Namun kini setelah dua dekade petani
kita masih miskin, jauh dari sejahtera. Dari kondisi ini sudah sepatutnya
muncul semangat bahwa upaya penyuluhan pertanian juga dapat mengubah wajah SDM
pertanian di Indonesia saat ini dan kedepan membawa Indonesia berswasembada
beras. Kurangnya jumlah penyuluh di Indonesia merupakan salah satu penyebab
para petani kurang mampu memecahkan berbagai masalahnya. Oleh karena itu
pemerintah harus memulai lagi memperhatikan para penyuluh pertanian. Salah satu
solusinya adalah meningkatkan jumlah penyuluh pertanian yang berkompeten
melalui lulusan Sekolah Tinggi Penyuluh Pertanian (STPP). Kemudian peran Dinas
Pertanian tiap daerah juga sangat diperlukan dalam menciptakan
penyuluh-penyuluh pertanian,dengan jumlah yang memadai dan kemampuan yang baik.
Berdasarkan beberapa pendapat ahli
pertanian, salah satu kunci swasembada beras adalah harus terjadi revolusi
dalam dunia peyuluhan di Indonesia. Para Penyuluh Pertanian masa depan harus
mampu mengantisipasi perubahan IPTEK pertanian, dengan kapasitas dan
kapabilitas memadai. Selain itu jumlah penyuluh pertanian yang mencukupi setiap
aerah di Indonesia, diyakini dapat mempercepat program swasembada beras.

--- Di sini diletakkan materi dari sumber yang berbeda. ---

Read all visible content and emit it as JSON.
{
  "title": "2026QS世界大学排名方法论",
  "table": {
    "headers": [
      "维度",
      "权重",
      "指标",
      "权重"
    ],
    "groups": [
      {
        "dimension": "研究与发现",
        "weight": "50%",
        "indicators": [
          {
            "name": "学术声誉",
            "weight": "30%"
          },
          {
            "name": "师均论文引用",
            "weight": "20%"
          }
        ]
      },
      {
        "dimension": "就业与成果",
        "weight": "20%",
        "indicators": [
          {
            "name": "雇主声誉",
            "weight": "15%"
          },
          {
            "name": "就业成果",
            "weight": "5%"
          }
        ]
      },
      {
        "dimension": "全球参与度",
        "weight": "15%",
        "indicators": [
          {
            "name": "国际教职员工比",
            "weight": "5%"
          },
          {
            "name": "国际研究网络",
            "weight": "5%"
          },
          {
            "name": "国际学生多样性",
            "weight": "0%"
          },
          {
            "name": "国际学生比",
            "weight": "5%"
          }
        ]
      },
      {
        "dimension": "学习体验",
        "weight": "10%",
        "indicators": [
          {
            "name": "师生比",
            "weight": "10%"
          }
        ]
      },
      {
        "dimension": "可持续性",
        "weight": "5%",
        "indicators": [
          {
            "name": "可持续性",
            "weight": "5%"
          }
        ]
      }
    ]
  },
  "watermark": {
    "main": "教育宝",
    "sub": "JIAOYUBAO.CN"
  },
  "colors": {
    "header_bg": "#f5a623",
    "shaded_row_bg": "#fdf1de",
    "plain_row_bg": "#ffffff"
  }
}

Gambar 1. Peran penyuluh pertanian
sangat diharapkan dalam mensukseskan program swasembada beras.
2.3
Penerapan
Inovasi-Inovasi Hasil Penelitian Akademisi
dan Lembaga Penelitian.
Letak lembaga pendidikan
dalam program swasembada beras dapat digambarkan berada ditengah-tengah. Lembaga pendidikan harus mampu menemukan
inovasi-inovasi terbaru dalam bidang produksi beras di Indonesia. Sampai saat
ini peran lembaga pendidikan dirasa belum maksimal dalam membantu para petani.
Bahkan meskipun banyak hasil thesis tentang pertanian khusunya tanaman padi,
kertas-kertas tersebut hanya berhenti di atas meja. Realisasi penemuan-penemuan
oleh mahasiswa, akademisi, dan beberapa lembaga penelitian sangatlah sedikit,
bahkan dapat dikatakan tidak diwujudkan.
Namun, ada beberapa
inovasi dan teknologi yang telah ditemukan oleh beberapa lembaga pendidikan dan
mampu menberikan kontribusi positif bagi produksi padi diIndonesia. Inovasi
tersebut diantaranya adalah :
1.
Penemuan Benih-Benih Padi Varietas Unggul
Varietas unggul merupakan salah satu teknologi
inovatif yang handal untuk meningkatkan produktivitas padi, baik melalui
peningkatan potensi atau daya hasil tanaman maupun toleransi dan ketahanannya
terhadap cekaman biotik dan abiotik. Varietas padi juga merupakan teknologi
yang paling mudah diadopsi karena teknologinya murah dan penggunaannya sangat
praktis (Badan Litbang Pertanian 2007).
Pada periode 2000 – 2006, Badan Penelitian dan
Pengembangan Pertanian telah melepas 38 varietas unggul padi sawah terdiri dari
28 varietas unggul baru = VUB, 3 semi varietas unggul tipe baru = semi VUTB, 1
varietas unggul tipe baru = VUTB, dan 6 varietas unggul hibrida = VUH.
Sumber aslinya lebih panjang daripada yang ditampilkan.